Thursday, October 11, 2007

A little free time on my hands...

So I have finally been forced to lighten up a bit. I have always been a 'doer', and it has finally caught up with me. I went off on a wonderful, relaxing vacation to a wonderful, relaxing resort in the Mexican Riviera, and I came back still tired. I feel a whole new level of affinity for the person who penned the phrase 'I'm sick and tired of being sick and tired'.

My vacation was even better than I could have hoped. The weather was hot and sunny and beautiful, and the water in both the pool and the ocean was warm, and the company was great. I even discovered that my shots don't give me injection site reactions in that climate, so I am now trying to talk The Doctor into letting us move down there... No luck so far. Anyway, my point is that I came away with a few conclusions.

First, I really do think that I need to take a vacation every six months or less. Less, actually. I think that I appreciate my life more, i.e. kids, responsibilities, bills, jobs, etc. when I am away from them for a bit. Unfortunately, I may have reached my vacation quota for the next few years. My family's generosity is, well, generous, but it does only go so far.

Secondly, I need to slow myself down so that I actually have time and energy for the things that I say are a priority for me. For example, my kiddos. If I am always wearing myself out doing all sorts of things I feel obligated to do, but that my heart just isn't in, then I have nothing left over for my little superheros. They need me, and if I am unable to be 100% at the moment, then whatever percentage I am needs to be invested in The Doctor and the gang.

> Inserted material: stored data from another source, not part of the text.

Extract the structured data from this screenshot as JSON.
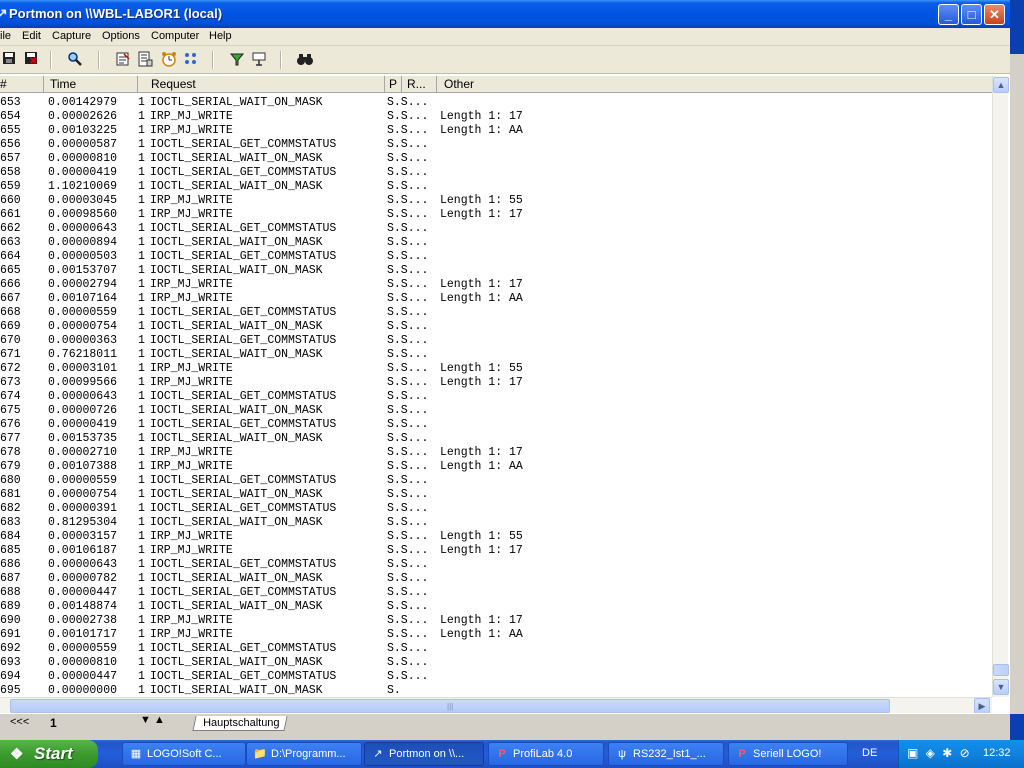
{
  "window": {
    "title": "Portmon on \\\\WBL-LABOR1 (local)",
    "buttons": {
      "minimize": "_",
      "maximize": "□",
      "close": "✕"
    }
  },
  "menu": [
    "ile",
    "Edit",
    "Capture",
    "Options",
    "Computer",
    "Help"
  ],
  "toolbar": {
    "icons": [
      "save-icon",
      "save-as-icon",
      "find-icon",
      "filter-icon",
      "properties-icon",
      "timer-icon",
      "options-icon",
      "highlight-icon",
      "clear-icon",
      "find-binoculars-icon"
    ]
  },
  "columns": [
    "#",
    "Time",
    "Request",
    "P",
    "R...",
    "Other"
  ],
  "log": [
    {
      "n": "653",
      "time": "0.00142979",
      "a": "1",
      "req": "IOCTL_SERIAL_WAIT_ON_MASK",
      "st": "S.S...",
      "other": ""
    },
    {
      "n": "654",
      "time": "0.00002626",
      "a": "1",
      "req": "IRP_MJ_WRITE",
      "st": "S.S...",
      "other": "Length 1: 17"
    },
    {
      "n": "655",
      "time": "0.00103225",
      "a": "1",
      "req": "IRP_MJ_WRITE",
      "st": "S.S...",
      "other": "Length 1: AA"
    },
    {
      "n": "656",
      "time": "0.00000587",
      "a": "1",
      "req": "IOCTL_SERIAL_GET_COMMSTATUS",
      "st": "S.S...",
      "other": ""
    },
    {
      "n": "657",
      "time": "0.00000810",
      "a": "1",
      "req": "IOCTL_SERIAL_WAIT_ON_MASK",
      "st": "S.S...",
      "other": ""
    },
    {
      "n": "658",
      "time": "0.00000419",
      "a": "1",
      "req": "IOCTL_SERIAL_GET_COMMSTATUS",
      "st": "S.S...",
      "other": ""
    },
    {
      "n": "659",
      "time": "1.10210069",
      "a": "1",
      "req": "IOCTL_SERIAL_WAIT_ON_MASK",
      "st": "S.S...",
      "other": ""
    },
    {
      "n": "660",
      "time": "0.00003045",
      "a": "1",
      "req": "IRP_MJ_WRITE",
      "st": "S.S...",
      "other": "Length 1: 55"
    },
    {
      "n": "661",
      "time": "0.00098560",
      "a": "1",
      "req": "IRP_MJ_WRITE",
      "st": "S.S...",
      "other": "Length 1: 17"
    },
    {
      "n": "662",
      "time": "0.00000643",
      "a": "1",
      "req": "IOCTL_SERIAL_GET_COMMSTATUS",
      "st": "S.S...",
      "other": ""
    },
    {
      "n": "663",
      "time": "0.00000894",
      "a": "1",
      "req": "IOCTL_SERIAL_WAIT_ON_MASK",
      "st": "S.S...",
      "other": ""
    },
    {
      "n": "664",
      "time": "0.00000503",
      "a": "1",
      "req": "IOCTL_SERIAL_GET_COMMSTATUS",
      "st": "S.S...",
      "other": ""
    },
    {
      "n": "665",
      "time": "0.00153707",
      "a": "1",
      "req": "IOCTL_SERIAL_WAIT_ON_MASK",
      "st": "S.S...",
      "other": ""
    },
    {
      "n": "666",
      "time": "0.00002794",
      "a": "1",
      "req": "IRP_MJ_WRITE",
      "st": "S.S...",
      "other": "Length 1: 17"
    },
    {
      "n": "667",
      "time": "0.00107164",
      "a": "1",
      "req": "IRP_MJ_WRITE",
      "st": "S.S...",
      "other": "Length 1: AA"
    },
    {
      "n": "668",
      "time": "0.00000559",
      "a": "1",
      "req": "IOCTL_SERIAL_GET_COMMSTATUS",
      "st": "S.S...",
      "other": ""
    },
    {
      "n": "669",
      "time": "0.00000754",
      "a": "1",
      "req": "IOCTL_SERIAL_WAIT_ON_MASK",
      "st": "S.S...",
      "other": ""
    },
    {
      "n": "670",
      "time": "0.00000363",
      "a": "1",
      "req": "IOCTL_SERIAL_GET_COMMSTATUS",
      "st": "S.S...",
      "other": ""
    },
    {
      "n": "671",
      "time": "0.76218011",
      "a": "1",
      "req": "IOCTL_SERIAL_WAIT_ON_MASK",
      "st": "S.S...",
      "other": ""
    },
    {
      "n": "672",
      "time": "0.00003101",
      "a": "1",
      "req": "IRP_MJ_WRITE",
      "st": "S.S...",
      "other": "Length 1: 55"
    },
    {
      "n": "673",
      "time": "0.00099566",
      "a": "1",
      "req": "IRP_MJ_WRITE",
      "st": "S.S...",
      "other": "Length 1: 17"
    },
    {
      "n": "674",
      "time": "0.00000643",
      "a": "1",
      "req": "IOCTL_SERIAL_GET_COMMSTATUS",
      "st": "S.S...",
      "other": ""
    },
    {
      "n": "675",
      "time": "0.00000726",
      "a": "1",
      "req": "IOCTL_SERIAL_WAIT_ON_MASK",
      "st": "S.S...",
      "other": ""
    },
    {
      "n": "676",
      "time": "0.00000419",
      "a": "1",
      "req": "IOCTL_SERIAL_GET_COMMSTATUS",
      "st": "S.S...",
      "other": ""
    },
    {
      "n": "677",
      "time": "0.00153735",
      "a": "1",
      "req": "IOCTL_SERIAL_WAIT_ON_MASK",
      "st": "S.S...",
      "other": ""
    },
    {
      "n": "678",
      "time": "0.00002710",
      "a": "1",
      "req": "IRP_MJ_WRITE",
      "st": "S.S...",
      "other": "Length 1: 17"
    },
    {
      "n": "679",
      "time": "0.00107388",
      "a": "1",
      "req": "IRP_MJ_WRITE",
      "st": "S.S...",
      "other": "Length 1: AA"
    },
    {
      "n": "680",
      "time": "0.00000559",
      "a": "1",
      "req": "IOCTL_SERIAL_GET_COMMSTATUS",
      "st": "S.S...",
      "other": ""
    },
    {
      "n": "681",
      "time": "0.00000754",
      "a": "1",
      "req": "IOCTL_SERIAL_WAIT_ON_MASK",
      "st": "S.S...",
      "other": ""
    },
    {
      "n": "682",
      "time": "0.00000391",
      "a": "1",
      "req": "IOCTL_SERIAL_GET_COMMSTATUS",
      "st": "S.S...",
      "other": ""
    },
    {
      "n": "683",
      "time": "0.81295304",
      "a": "1",
      "req": "IOCTL_SERIAL_WAIT_ON_MASK",
      "st": "S.S...",
      "other": ""
    },
    {
      "n": "684",
      "time": "0.00003157",
      "a": "1",
      "req": "IRP_MJ_WRITE",
      "st": "S.S...",
      "other": "Length 1: 55"
    },
    {
      "n": "685",
      "time": "0.00106187",
      "a": "1",
      "req": "IRP_MJ_WRITE",
      "st": "S.S...",
      "other": "Length 1: 17"
    },
    {
      "n": "686",
      "time": "0.00000643",
      "a": "1",
      "req": "IOCTL_SERIAL_GET_COMMSTATUS",
      "st": "S.S...",
      "other": ""
    },
    {
      "n": "687",
      "time": "0.00000782",
      "a": "1",
      "req": "IOCTL_SERIAL_WAIT_ON_MASK",
      "st": "S.S...",
      "other": ""
    },
    {
      "n": "688",
      "time": "0.00000447",
      "a": "1",
      "req": "IOCTL_SERIAL_GET_COMMSTATUS",
      "st": "S.S...",
      "other": ""
    },
    {
      "n": "689",
      "time": "0.00148874",
      "a": "1",
      "req": "IOCTL_SERIAL_WAIT_ON_MASK",
      "st": "S.S...",
      "other": ""
    },
    {
      "n": "690",
      "time": "0.00002738",
      "a": "1",
      "req": "IRP_MJ_WRITE",
      "st": "S.S...",
      "other": "Length 1: 17"
    },
    {
      "n": "691",
      "time": "0.00101717",
      "a": "1",
      "req": "IRP_MJ_WRITE",
      "st": "S.S...",
      "other": "Length 1: AA"
    },
    {
      "n": "692",
      "time": "0.00000559",
      "a": "1",
      "req": "IOCTL_SERIAL_GET_COMMSTATUS",
      "st": "S.S...",
      "other": ""
    },
    {
      "n": "693",
      "time": "0.00000810",
      "a": "1",
      "req": "IOCTL_SERIAL_WAIT_ON_MASK",
      "st": "S.S...",
      "other": ""
    },
    {
      "n": "694",
      "time": "0.00000447",
      "a": "1",
      "req": "IOCTL_SERIAL_GET_COMMSTATUS",
      "st": "S.S...",
      "other": ""
    },
    {
      "n": "695",
      "time": "0.00000000",
      "a": "1",
      "req": "IOCTL_SERIAL_WAIT_ON_MASK",
      "st": "S.",
      "other": ""
    }
  ],
  "background_app": {
    "nav": "<<<",
    "page": "1",
    "tab": "Hauptschaltung"
  },
  "taskbar": {
    "start": "Start",
    "tasks": [
      {
        "label": "LOGO!Soft C...",
        "icon": "logo-soft-icon",
        "active": false
      },
      {
        "label": "D:\\Programm...",
        "icon": "folder-icon",
        "active": false
      },
      {
        "label": "Portmon on \\\\...",
        "icon": "portmon-icon",
        "active": true
      },
      {
        "label": "ProfiLab 4.0",
        "icon": "profilab-icon",
        "active": false
      },
      {
        "label": "RS232_Ist1_...",
        "icon": "rs232-icon",
        "active": false
      },
      {
        "label": "Seriell LOGO!",
        "icon": "seriell-icon",
        "active": false
      }
    ],
    "language": "DE",
    "clock": "12:32"
  }
}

Thirdly, (see how organized and thought-out all this is!) I have a real business opportunity in front of me. I have been granted a creative mind and have done very little with it in the last couple of years, and it is ready for something to do. I think God plants ideas in our minds and then encourages us to make something of them. I think this is one of those times, and now I need to figure out what I am going to do about it. Do I trust in God's word and take the leap to see this particular idea through, or am I going to hem and haw (like I usually do) and miss out on valuable learning and growth experiences? Oh yeah, and the potential blessings we get when we follow God's leading. It's funny how when I write it like that it seems like such an obvious choice, but when I am left alone to act on it... I also feel an affinity with whoever wrote, 'it's one thing to talk about it, and a whole 'nother hill o'beans to do it!' (Don't ask me where I heard that, it may have been one of the voices in my head.)

Lastly, and in conclusion, and to sum up and all that. I actually have nothing else to say at this point, but it just felt like I should wrap up somehow, seeing as I had all sorts of paragraphs that began with words ending in -ly. I guess I could make another plug for vacationing every six months, but that would probably just be overkill.